Выйдет Любава, Васюта и вовсе ошалеет. На что весел да говорлив, а тут будто и язык проглотил. Ступит к казачке, за руку возьмет и молча любуется. Любава же постоит чуток, рассмеется – и вновь в курень. Васюта – ни с места, глаза шалые, улыбка до ушей. Стоит, покуда с соседского базу не окликнут:

– Васька, дьявол! Аль оглох? Бери топор, айда на стены!

Васюта идет как во снях, как во снях и топором стучит. Казаки подшучивают:

– Никак спятил, донец.

– Вестимо, спятил!

– Не пьет, не ест, ни чары не примает.

– Худо, братцы, пропадем без Васьки. Придем в станицу, а рыбные тони указать некому. Беда!

А Васюта и ухом не ведет, знай себе улыбчиво тюкает; ему и невдогад, что казаки давно о его зазнобушке прознали. А чуть вечер падет, торопко бежит молодой казак к заветному куреню. Отсюда его и вовсе арканом не оттащишь: ждет-пождет, пока Любава не выйдет.

– Ну что ты все ходишь? – сердито молвит она.

А Васюта, положив ей ладони на плечи, жарко шепчет:

– Любушка ты моя ненаглядная. Побудь со мной… Люба ты мне, зоренька.

И вот уж Любава оттает, сердитого голоса как и не было. Прижмется к Васюте и сладко замрет на груди широкой. Полюбился ей казак, теперь из сердца не выкинешь. Да и как не полюбить такого добра молодца? И статен, и весел, и лицом красен, и на стенах храбро ратоборствовал. Всем казакам казак!
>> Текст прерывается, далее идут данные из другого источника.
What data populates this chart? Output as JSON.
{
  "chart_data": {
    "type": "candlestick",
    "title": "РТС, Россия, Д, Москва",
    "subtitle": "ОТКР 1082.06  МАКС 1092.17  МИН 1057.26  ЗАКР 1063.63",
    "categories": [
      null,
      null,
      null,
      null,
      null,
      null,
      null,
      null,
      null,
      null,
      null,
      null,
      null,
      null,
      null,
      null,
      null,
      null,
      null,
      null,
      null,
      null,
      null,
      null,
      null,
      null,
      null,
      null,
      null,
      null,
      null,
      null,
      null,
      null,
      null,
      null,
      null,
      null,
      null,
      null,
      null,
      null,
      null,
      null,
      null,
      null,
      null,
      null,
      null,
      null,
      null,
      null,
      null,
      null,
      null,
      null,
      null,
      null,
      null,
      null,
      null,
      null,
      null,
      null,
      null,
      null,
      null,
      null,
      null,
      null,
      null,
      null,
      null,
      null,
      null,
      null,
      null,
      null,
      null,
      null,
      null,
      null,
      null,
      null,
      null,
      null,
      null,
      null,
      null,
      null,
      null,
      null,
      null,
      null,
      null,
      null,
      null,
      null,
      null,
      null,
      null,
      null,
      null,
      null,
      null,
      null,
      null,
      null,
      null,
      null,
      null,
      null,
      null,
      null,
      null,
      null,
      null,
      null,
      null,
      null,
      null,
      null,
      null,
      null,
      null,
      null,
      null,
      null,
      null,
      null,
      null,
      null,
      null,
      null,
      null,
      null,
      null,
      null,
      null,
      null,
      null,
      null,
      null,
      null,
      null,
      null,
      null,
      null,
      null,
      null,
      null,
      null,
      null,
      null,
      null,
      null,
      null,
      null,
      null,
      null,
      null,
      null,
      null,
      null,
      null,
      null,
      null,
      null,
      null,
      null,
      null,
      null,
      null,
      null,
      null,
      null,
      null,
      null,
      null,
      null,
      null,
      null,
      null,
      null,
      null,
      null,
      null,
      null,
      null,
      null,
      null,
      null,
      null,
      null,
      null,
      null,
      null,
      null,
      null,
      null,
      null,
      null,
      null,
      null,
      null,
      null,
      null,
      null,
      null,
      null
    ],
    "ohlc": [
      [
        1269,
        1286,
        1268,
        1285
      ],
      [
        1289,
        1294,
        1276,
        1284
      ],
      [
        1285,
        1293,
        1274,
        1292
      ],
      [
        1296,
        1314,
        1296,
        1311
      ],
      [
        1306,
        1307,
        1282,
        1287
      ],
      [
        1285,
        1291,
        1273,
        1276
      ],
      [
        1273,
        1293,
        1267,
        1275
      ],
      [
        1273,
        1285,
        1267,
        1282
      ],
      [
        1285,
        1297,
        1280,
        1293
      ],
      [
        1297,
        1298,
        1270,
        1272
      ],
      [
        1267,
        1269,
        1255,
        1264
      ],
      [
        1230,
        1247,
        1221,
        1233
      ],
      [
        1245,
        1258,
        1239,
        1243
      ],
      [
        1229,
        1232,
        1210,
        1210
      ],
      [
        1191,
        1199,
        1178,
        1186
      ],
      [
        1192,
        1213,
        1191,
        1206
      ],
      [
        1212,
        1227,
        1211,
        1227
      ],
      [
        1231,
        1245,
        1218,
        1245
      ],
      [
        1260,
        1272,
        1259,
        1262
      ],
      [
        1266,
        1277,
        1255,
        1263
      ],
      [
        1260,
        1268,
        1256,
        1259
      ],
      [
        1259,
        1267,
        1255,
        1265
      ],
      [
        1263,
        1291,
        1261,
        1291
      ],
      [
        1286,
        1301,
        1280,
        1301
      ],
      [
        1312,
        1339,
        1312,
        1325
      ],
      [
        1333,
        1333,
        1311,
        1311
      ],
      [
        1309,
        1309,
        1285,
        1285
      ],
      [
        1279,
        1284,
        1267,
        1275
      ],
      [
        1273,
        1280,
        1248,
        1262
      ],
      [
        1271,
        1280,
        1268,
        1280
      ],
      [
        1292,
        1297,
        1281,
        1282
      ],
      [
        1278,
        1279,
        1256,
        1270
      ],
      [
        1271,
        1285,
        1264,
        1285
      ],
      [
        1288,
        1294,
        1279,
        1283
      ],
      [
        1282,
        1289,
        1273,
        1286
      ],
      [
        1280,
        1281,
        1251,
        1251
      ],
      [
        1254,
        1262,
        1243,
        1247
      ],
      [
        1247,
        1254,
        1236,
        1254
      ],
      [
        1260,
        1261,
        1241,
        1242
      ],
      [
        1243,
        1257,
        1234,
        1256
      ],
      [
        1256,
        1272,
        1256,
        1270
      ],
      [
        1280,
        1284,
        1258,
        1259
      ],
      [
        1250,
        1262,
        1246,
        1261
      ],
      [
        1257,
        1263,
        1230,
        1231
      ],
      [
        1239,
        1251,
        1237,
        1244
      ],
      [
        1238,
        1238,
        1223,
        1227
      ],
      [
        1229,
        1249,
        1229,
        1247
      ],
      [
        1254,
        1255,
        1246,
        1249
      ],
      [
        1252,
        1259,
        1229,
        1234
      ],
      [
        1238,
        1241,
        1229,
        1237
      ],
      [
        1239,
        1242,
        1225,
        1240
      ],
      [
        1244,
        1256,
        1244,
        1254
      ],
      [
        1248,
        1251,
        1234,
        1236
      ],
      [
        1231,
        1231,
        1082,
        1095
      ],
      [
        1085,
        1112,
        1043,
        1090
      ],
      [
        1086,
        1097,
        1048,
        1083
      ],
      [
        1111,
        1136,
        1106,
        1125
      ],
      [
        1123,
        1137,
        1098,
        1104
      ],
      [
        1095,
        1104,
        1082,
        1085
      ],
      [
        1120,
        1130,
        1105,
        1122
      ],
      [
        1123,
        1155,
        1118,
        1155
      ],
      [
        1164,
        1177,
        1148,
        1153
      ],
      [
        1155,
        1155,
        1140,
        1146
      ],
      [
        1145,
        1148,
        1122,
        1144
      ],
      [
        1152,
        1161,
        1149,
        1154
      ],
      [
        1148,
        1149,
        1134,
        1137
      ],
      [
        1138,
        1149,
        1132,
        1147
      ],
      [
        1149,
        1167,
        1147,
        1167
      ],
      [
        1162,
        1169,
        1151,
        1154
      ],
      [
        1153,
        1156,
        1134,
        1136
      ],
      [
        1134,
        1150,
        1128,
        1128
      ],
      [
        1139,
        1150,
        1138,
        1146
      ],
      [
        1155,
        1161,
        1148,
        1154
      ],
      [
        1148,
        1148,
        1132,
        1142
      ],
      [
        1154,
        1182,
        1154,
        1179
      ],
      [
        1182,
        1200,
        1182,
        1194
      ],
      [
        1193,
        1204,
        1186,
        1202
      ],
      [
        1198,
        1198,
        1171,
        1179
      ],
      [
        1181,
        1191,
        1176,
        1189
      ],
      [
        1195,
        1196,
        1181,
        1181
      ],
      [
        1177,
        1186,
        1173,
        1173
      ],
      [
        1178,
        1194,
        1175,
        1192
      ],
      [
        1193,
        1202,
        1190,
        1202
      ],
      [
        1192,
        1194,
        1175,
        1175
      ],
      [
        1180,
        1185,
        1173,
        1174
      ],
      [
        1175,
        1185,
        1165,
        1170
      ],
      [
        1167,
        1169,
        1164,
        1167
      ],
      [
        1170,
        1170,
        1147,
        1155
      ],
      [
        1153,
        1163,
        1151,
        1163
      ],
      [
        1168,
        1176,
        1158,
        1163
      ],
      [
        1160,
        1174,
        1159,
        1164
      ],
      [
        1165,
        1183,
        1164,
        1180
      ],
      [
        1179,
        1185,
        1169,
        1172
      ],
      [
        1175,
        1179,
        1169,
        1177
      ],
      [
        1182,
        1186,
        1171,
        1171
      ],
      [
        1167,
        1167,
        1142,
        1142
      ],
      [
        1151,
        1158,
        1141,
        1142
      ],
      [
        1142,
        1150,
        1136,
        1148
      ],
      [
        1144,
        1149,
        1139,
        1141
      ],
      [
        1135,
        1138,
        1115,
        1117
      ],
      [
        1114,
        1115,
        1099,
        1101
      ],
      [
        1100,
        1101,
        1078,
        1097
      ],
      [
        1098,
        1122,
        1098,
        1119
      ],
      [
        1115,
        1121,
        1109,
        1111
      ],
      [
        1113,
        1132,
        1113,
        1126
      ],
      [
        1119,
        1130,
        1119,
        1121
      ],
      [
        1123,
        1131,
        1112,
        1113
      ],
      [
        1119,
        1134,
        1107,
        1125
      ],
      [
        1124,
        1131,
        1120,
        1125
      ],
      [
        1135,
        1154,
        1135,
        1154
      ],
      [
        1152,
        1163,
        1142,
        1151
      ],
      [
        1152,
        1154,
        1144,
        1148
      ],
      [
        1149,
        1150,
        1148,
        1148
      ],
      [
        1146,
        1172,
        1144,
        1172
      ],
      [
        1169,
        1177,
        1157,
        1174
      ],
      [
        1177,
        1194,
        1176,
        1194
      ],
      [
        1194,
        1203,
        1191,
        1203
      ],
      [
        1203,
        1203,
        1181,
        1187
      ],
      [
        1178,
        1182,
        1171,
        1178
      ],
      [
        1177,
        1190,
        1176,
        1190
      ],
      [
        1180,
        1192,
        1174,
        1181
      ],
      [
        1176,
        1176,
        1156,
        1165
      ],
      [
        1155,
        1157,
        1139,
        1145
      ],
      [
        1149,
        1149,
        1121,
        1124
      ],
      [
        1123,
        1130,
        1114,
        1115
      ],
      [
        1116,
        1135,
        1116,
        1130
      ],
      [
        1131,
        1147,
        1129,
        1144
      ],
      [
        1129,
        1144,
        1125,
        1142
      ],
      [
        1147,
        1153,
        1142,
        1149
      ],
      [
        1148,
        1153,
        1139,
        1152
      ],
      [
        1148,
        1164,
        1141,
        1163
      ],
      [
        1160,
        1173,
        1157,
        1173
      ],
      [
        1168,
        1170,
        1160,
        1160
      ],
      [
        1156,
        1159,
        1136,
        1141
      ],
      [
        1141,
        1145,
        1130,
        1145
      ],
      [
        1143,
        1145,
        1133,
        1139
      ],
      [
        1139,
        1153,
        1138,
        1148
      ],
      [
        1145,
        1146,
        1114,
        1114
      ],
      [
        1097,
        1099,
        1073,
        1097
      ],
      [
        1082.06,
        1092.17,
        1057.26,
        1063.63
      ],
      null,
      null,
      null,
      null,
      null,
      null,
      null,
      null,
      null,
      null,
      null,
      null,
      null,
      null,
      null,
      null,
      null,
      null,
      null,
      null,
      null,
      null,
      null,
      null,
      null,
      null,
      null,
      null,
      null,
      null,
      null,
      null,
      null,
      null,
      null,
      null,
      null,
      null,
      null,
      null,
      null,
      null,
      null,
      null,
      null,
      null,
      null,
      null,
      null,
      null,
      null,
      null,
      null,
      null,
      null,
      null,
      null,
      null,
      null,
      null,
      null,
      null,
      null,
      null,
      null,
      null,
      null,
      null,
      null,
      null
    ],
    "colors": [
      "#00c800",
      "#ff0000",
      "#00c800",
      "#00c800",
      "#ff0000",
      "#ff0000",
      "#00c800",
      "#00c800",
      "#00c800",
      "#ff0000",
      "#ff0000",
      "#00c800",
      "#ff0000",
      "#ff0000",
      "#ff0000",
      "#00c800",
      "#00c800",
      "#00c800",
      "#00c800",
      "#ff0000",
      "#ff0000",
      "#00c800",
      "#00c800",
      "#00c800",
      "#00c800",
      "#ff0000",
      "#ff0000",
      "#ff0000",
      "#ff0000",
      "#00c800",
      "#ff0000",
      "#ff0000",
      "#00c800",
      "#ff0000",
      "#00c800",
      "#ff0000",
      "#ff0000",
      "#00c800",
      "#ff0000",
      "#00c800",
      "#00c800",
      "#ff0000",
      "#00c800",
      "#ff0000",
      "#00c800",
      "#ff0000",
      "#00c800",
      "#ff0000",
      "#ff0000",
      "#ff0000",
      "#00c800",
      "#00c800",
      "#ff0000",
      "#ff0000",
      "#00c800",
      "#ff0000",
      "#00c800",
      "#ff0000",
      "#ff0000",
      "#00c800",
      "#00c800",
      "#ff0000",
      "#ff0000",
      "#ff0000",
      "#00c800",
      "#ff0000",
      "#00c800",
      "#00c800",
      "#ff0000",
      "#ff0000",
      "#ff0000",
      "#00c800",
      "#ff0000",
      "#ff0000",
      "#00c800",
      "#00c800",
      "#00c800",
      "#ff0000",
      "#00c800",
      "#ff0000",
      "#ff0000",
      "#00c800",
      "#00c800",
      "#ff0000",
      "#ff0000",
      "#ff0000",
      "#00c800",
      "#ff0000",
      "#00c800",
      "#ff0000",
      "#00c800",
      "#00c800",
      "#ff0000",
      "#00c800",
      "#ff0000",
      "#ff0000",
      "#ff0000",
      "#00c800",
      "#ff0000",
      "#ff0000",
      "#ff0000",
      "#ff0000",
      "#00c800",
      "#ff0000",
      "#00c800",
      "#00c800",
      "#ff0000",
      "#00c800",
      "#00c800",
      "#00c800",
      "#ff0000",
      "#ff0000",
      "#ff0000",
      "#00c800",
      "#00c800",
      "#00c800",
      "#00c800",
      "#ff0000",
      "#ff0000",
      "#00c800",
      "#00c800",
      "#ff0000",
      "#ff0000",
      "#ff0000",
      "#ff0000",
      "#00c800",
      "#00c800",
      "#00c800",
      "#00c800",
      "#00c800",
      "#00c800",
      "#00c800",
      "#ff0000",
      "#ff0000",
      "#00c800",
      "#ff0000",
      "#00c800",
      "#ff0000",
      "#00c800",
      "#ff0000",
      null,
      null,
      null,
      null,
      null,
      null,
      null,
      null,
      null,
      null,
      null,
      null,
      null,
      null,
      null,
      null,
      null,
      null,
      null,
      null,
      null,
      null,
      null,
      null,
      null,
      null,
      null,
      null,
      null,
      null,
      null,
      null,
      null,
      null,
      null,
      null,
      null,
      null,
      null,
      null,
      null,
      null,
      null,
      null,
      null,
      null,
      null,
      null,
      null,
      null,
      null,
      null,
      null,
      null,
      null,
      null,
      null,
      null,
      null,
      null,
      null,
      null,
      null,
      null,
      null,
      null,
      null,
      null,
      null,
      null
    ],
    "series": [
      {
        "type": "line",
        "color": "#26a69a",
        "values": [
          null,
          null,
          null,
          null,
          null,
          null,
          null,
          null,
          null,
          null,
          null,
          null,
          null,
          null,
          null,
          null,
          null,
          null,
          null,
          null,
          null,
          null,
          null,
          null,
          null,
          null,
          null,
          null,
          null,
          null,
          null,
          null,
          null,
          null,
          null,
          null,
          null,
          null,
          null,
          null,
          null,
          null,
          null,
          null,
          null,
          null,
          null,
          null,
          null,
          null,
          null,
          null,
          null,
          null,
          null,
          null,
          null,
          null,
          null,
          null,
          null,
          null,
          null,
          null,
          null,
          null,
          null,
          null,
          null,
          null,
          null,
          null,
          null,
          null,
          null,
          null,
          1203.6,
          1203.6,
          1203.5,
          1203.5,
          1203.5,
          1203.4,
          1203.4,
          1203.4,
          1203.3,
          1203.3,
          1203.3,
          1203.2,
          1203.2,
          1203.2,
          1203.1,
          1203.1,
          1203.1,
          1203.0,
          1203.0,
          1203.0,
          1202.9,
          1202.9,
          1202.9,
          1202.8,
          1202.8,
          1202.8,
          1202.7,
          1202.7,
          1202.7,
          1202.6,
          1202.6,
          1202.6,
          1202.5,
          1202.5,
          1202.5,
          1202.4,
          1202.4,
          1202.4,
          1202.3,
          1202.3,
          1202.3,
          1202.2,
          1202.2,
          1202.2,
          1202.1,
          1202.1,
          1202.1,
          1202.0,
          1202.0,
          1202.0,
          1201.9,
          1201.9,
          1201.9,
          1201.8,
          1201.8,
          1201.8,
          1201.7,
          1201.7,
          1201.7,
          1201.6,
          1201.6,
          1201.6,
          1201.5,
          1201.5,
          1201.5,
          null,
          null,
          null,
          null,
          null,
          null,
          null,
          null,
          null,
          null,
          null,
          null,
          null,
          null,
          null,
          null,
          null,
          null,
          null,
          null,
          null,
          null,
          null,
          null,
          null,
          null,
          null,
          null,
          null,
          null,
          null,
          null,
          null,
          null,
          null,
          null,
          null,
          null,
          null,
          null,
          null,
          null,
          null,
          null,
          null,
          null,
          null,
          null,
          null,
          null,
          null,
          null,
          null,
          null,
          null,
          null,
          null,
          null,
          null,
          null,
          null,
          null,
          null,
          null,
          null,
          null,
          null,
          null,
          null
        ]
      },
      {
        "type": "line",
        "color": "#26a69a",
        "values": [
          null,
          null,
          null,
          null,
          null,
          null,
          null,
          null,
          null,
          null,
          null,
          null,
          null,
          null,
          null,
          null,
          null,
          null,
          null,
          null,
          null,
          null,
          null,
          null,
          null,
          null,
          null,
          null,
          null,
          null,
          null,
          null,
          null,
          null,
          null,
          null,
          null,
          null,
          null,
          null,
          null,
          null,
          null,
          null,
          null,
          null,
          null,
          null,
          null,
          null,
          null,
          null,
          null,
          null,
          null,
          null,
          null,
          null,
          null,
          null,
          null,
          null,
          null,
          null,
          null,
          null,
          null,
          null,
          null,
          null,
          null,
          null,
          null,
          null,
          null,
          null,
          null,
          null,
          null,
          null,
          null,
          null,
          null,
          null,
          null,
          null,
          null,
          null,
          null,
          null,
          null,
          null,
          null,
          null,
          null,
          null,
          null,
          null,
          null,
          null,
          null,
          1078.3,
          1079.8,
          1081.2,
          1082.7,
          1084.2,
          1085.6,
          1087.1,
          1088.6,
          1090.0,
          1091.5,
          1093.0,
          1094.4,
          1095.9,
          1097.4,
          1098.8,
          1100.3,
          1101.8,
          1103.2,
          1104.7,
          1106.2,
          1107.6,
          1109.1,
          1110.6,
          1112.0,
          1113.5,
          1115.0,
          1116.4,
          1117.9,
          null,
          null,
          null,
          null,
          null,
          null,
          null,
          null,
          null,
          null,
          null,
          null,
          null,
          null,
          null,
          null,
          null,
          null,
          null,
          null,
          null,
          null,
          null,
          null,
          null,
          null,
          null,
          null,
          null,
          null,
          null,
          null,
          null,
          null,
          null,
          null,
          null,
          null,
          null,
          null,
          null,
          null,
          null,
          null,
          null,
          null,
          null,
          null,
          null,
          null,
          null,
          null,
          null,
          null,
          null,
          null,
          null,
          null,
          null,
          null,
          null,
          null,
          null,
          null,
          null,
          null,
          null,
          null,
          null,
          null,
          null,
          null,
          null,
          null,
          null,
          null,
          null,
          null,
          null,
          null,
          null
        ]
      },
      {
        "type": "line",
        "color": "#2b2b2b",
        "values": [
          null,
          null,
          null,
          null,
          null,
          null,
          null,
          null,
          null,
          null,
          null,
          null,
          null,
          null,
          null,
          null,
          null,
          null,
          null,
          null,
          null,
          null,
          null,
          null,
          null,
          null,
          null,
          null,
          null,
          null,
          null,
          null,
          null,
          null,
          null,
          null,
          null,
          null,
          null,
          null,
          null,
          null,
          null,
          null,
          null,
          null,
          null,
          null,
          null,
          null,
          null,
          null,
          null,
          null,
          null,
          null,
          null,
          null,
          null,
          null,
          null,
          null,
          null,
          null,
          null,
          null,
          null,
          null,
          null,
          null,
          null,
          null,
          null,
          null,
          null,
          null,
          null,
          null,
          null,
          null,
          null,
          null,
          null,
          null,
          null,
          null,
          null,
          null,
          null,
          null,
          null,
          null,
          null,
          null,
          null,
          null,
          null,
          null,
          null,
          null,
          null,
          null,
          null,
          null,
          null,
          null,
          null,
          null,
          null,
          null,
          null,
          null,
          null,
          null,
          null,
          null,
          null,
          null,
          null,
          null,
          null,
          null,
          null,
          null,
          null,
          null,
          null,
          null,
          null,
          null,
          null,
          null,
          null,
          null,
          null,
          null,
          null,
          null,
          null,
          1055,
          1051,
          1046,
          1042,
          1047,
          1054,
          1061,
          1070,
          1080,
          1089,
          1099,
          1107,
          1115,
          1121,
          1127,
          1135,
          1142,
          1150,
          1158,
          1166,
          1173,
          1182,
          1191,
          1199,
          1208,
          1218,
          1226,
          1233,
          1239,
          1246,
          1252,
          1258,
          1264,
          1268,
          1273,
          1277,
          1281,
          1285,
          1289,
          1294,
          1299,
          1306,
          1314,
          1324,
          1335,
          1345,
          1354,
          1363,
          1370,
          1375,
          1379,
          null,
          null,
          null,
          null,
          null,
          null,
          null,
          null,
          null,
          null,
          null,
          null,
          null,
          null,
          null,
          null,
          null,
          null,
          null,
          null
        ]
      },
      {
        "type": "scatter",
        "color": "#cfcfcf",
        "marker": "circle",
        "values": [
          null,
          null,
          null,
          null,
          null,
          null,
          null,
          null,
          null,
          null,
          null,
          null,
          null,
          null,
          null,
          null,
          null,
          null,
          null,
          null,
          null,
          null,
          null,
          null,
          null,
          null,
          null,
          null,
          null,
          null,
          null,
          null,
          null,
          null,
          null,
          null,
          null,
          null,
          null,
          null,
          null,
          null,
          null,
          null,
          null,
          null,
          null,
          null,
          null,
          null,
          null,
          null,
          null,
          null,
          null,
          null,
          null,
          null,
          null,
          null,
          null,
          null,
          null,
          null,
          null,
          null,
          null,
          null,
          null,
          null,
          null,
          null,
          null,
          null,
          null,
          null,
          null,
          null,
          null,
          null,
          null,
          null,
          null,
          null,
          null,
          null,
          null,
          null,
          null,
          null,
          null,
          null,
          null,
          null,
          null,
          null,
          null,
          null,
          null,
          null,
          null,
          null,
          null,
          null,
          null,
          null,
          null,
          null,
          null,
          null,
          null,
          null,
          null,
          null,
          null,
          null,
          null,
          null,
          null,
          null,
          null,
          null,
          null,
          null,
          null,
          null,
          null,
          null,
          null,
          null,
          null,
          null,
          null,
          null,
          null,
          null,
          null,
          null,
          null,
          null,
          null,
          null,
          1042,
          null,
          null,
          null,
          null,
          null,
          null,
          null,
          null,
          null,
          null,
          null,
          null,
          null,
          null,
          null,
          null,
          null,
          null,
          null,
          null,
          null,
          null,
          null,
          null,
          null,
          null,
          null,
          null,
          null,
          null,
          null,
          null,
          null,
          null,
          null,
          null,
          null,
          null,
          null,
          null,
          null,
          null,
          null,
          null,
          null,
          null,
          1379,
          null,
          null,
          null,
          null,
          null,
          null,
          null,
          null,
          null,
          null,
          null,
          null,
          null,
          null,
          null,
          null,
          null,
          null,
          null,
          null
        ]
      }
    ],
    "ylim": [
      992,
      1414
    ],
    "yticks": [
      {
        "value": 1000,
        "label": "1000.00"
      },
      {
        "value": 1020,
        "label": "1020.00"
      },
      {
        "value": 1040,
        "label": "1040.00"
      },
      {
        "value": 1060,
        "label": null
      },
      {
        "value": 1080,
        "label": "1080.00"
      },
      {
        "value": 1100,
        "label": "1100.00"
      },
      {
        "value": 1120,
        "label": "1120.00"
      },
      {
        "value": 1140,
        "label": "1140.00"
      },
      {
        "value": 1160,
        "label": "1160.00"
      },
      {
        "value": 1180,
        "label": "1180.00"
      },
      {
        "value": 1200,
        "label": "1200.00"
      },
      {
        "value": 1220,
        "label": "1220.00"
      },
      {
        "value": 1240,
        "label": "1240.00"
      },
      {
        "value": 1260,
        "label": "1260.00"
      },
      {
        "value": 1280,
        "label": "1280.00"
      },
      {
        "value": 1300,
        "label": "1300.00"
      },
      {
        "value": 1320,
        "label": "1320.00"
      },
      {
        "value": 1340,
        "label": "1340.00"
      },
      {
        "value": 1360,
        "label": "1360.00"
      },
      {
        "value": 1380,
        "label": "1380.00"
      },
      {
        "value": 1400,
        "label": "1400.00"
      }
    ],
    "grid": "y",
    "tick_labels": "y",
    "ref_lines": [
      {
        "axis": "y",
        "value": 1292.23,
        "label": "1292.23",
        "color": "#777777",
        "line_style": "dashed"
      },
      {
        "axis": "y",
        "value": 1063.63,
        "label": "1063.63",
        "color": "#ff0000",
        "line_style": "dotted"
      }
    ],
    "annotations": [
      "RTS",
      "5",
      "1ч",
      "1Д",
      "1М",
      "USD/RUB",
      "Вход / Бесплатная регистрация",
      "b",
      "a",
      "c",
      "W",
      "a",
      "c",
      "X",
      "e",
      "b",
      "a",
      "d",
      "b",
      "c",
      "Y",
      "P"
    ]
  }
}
Уйдут под вербы и милуются. Васюта зацелует, за-голубит, а потом спрашивает:

– Пойдешь ли за меня?

– Не пойду, – отвечает Любава, а сама к парню тянется, к сладким устам льнет.

Вскоре не вытерпел Васюта и заявился в новую есаульскую избу. Григорий Солома вечерял с домашними за широким дубовым столом. Васюта перекрестил лоб на божницу, поясно поклонился хозяину и его семье.

– Здоровья вам!

– Здоров будь, Василий. Проходи, повечеряй с нами, – молвил Солома и кивнул Домне Власьевне, чтоб та поставила еще одну чашку. Любава же вспыхнула кумачом, очи потупила. Васюта оробело застыл у порога.

– Чего ж ты, казак? Аль снедь не по нраву?

Васюта грохнулся на колени.

– Не вечерять пришел, Григорий Матвеич… По делу я… Мне бы словечко молвить.

Солома оторопел: казак, видно, и впрямь свихнулся. Когда это было на Дону, чтоб казак перед казаком на колени падал!

– Ты чего в ногах валяешься, Василий? А ну встань! Негоже так.

– Не встану… Не огневайся, Григорий Матвеич… Отдай за меня дочь свою.

Солома поперхнулся, заплясала ложка у рта. Глянул на зардевшуюся Любаву, на жену и вдруг в сердцах брякнул ложкой о стол.